France warned of serious stumbling blocks to a long-sought deal over Iran's nuclear programme as foreign ministers from the Islamic state and six world powers extended negotiations into a third day yesterday to end a decade-old standoff.

As the talks stretched on, French Foreign Minister Laurent Fabius said there was no certainty they would succeed in nailing down an interim deal that would defuse fears of a covert Iranian advance towards nuclear arms capability.

"As I speak to you, I cannot say there is any certainty that we can conclude," Fabius said on France Inter radio, stressing that France could not accept a "sucker's deal".

British Foreign Secretary William Hague said the talks have achieved "very good progress" but important issues remained unresolved and he did not know whether a deal could be clinched this weekend.

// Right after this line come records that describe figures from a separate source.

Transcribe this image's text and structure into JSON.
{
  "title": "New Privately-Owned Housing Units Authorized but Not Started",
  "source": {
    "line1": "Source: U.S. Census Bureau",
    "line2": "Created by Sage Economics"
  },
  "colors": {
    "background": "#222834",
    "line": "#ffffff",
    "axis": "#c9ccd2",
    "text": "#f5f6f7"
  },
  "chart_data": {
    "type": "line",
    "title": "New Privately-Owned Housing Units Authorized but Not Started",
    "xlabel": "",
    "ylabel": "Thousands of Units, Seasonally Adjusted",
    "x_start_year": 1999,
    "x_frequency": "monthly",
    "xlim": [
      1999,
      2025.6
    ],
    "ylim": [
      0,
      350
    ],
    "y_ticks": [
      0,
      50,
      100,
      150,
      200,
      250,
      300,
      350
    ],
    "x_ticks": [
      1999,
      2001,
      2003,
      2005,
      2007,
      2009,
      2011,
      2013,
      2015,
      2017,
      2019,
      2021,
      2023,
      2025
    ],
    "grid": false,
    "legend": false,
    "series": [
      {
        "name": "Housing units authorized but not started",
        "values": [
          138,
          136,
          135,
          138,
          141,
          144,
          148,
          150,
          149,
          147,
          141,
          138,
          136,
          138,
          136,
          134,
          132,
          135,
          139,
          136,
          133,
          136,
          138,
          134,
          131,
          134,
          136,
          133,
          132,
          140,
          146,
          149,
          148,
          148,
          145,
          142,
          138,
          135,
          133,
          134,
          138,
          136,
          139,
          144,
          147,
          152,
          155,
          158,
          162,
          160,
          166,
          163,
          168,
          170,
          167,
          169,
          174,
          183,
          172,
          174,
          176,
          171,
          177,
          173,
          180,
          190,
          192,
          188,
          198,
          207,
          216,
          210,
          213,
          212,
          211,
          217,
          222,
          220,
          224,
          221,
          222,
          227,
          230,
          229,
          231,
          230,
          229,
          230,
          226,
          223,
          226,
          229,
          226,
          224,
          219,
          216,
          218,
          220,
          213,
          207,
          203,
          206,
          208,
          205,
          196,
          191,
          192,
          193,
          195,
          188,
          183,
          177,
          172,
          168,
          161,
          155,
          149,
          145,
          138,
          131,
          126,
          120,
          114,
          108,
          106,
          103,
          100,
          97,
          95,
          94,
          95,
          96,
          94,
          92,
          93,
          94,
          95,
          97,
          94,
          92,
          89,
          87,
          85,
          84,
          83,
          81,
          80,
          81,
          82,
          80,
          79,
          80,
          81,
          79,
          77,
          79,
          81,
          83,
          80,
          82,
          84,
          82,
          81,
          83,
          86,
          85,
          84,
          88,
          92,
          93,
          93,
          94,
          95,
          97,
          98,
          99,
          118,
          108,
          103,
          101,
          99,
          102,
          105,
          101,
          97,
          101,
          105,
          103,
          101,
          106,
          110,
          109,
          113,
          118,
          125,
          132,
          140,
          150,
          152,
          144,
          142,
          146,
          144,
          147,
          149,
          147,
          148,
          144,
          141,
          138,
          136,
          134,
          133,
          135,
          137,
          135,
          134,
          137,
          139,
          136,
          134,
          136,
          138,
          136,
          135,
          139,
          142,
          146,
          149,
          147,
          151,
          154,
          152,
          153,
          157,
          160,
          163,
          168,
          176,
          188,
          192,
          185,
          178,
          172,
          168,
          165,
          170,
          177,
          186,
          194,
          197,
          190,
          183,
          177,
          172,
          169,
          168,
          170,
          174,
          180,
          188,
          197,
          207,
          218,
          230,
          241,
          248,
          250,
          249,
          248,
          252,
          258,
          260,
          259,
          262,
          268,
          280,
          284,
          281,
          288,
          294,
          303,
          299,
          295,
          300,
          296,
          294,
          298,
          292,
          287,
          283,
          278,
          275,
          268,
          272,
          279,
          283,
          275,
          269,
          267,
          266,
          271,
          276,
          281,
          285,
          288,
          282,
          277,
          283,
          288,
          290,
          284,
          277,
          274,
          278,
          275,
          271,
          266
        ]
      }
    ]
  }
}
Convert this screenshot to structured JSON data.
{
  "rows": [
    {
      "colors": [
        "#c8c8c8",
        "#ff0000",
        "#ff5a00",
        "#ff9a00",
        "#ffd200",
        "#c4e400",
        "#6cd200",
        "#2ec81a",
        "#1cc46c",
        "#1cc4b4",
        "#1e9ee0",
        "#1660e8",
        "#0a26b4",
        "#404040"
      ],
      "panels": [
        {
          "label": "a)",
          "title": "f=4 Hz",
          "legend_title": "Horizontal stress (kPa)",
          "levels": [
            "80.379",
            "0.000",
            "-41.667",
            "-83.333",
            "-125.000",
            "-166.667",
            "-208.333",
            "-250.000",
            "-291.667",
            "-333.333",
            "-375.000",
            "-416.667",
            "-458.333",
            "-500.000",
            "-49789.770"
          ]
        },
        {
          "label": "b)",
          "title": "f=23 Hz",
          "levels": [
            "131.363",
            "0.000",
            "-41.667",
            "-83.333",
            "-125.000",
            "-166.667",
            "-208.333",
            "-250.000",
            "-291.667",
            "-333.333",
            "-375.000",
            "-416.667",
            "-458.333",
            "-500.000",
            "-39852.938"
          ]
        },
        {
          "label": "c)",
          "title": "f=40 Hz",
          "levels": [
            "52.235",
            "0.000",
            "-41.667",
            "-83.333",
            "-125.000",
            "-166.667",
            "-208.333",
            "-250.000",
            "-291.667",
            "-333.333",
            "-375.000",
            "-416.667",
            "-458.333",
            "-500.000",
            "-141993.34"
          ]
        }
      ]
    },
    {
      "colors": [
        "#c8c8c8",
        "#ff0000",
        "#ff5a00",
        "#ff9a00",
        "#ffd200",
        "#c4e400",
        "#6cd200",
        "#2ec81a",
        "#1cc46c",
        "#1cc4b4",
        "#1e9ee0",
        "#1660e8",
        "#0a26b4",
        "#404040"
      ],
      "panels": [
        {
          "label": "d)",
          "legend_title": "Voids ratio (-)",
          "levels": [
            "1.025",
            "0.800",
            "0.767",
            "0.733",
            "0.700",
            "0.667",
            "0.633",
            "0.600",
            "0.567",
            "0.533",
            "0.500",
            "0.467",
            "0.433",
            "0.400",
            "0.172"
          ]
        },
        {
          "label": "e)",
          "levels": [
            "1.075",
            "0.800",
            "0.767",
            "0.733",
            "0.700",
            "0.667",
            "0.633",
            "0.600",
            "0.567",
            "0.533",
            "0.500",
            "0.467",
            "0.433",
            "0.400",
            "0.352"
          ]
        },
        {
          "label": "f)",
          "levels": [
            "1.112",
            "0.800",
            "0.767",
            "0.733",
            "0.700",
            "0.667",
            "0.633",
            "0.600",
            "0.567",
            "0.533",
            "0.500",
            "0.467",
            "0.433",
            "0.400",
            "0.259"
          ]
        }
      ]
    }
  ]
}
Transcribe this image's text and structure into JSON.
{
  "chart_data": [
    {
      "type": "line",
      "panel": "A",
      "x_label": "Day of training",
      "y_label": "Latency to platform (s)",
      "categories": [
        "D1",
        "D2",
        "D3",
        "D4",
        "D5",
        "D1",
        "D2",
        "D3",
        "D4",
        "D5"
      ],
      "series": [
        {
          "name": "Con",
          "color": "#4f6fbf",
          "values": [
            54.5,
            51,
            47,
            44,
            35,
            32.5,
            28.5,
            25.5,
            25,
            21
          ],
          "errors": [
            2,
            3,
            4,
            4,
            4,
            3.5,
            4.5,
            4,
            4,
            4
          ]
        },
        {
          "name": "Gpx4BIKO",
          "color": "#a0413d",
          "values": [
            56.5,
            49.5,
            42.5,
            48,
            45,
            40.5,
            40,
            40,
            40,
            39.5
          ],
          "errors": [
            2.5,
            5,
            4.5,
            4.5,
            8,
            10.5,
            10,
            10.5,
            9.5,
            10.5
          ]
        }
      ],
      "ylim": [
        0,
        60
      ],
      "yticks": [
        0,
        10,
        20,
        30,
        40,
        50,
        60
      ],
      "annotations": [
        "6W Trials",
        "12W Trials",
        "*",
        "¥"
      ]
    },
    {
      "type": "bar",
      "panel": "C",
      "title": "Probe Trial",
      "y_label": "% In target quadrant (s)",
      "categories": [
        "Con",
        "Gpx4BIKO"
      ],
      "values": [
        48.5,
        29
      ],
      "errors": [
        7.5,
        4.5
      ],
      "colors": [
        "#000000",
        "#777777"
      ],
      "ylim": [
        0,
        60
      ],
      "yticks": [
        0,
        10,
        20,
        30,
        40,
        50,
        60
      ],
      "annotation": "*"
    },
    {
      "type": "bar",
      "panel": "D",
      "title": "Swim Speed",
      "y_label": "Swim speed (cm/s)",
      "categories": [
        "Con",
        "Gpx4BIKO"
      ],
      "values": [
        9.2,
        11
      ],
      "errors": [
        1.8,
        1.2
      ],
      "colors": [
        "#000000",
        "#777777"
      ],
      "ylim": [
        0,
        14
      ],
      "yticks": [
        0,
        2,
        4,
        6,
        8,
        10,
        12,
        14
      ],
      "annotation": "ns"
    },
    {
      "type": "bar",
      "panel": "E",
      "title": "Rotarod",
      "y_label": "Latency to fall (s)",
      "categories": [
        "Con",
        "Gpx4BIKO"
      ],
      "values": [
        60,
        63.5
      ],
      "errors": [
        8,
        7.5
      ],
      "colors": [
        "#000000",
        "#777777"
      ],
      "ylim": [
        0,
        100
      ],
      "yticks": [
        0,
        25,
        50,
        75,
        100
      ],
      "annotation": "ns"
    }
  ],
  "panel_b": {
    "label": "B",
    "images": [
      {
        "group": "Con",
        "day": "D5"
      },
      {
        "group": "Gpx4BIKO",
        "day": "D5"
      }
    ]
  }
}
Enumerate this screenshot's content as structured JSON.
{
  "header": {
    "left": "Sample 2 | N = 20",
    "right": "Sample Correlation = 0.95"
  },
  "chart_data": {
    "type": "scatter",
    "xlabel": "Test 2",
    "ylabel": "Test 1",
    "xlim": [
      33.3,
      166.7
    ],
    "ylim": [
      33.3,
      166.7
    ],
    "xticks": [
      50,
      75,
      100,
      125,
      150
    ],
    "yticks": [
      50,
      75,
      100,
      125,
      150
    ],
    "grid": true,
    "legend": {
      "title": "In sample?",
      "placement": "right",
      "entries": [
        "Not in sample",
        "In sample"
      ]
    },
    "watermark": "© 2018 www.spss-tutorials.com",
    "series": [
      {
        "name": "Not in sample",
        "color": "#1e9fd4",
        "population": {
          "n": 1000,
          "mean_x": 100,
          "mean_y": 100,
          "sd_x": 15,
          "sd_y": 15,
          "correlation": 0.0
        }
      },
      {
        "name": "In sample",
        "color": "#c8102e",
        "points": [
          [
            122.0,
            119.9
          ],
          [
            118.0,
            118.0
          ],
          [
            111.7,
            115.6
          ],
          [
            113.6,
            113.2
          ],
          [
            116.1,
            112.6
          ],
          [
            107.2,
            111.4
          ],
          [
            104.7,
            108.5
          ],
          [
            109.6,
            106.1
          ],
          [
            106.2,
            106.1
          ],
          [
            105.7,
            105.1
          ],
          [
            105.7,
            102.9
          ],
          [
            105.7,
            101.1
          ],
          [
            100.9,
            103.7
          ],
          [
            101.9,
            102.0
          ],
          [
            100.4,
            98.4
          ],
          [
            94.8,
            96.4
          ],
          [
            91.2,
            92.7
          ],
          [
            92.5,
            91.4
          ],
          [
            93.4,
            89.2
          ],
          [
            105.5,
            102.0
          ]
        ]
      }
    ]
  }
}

"We are very conscious of the fact that real momentum has built up in these negotiations and there is now real concentration on these negotiations and so we have to do everything we can to seize the moment," he said.

Among the sticking points, Fabius said, was a call for Iran to halt operations at its Arak research reactor - a potential producer of bomb-grade plutonium - while the negotiating process goes on, as well as questions about Iran's stock of uranium enriched to 20% of fissile purity.

Both issues are at the heart of Western concerns that the Islamic Republic is stockpiling enriched uranium not for civilian nuclear power stations, as Tehran says, but as potential fuel for atomic bombs.

"We are for an agreement, that's clear. But the agreement has got to be serious and credible. The initial text made progress but not enough," Fabius said.

France has traditionally taken a tougher line on Iran than most other world powers and Iranian foreign minister Mohammad Javad Zarif has accused Paris of being more intransigent in talks than Tehran's longtime main adversary, the United States.

The spokesman for European Union foreign policy chief Catherine Ashton, who is co-ordinating negotiations with Iran on behalf of the six nations, said she continued "intense" talks and contacts yesterday with the parties involved.

Ashton, US Secretary of State John Kerry and Zarif are searching for an agreement that would cap Iran's nuclear capacity and make it more transparent in exchange for phased, initially limited, relief from international sanctions that are choking its oil-based economy.

The goal is to take a first step towards resolving a protracted dispute that could otherwise plunge the volatile and oil-rich region into a new conflict.

The fact that a deal may finally be feasible after a decade of feuding rather than genuine negotiations between Iran and the West highlighted a striking shift in the tone of Tehran's foreign policy since the election in June of Hassan Rouhani, a pragmatic former nuclear negotiator, as president.

Iran, which harbours some of the world's largest oil and gas reserves, wants the six powers to lift increasingly tough restrictions that have slashed its daily crude sales revenue by 60% in the past two years.

But many US lawmakers, including several of Obama's fellow Democrats, believe tough sanctions forced Iran to the negotiating table in the first place and that more are needed to discourage it from diverting enrichment toward bomb-making.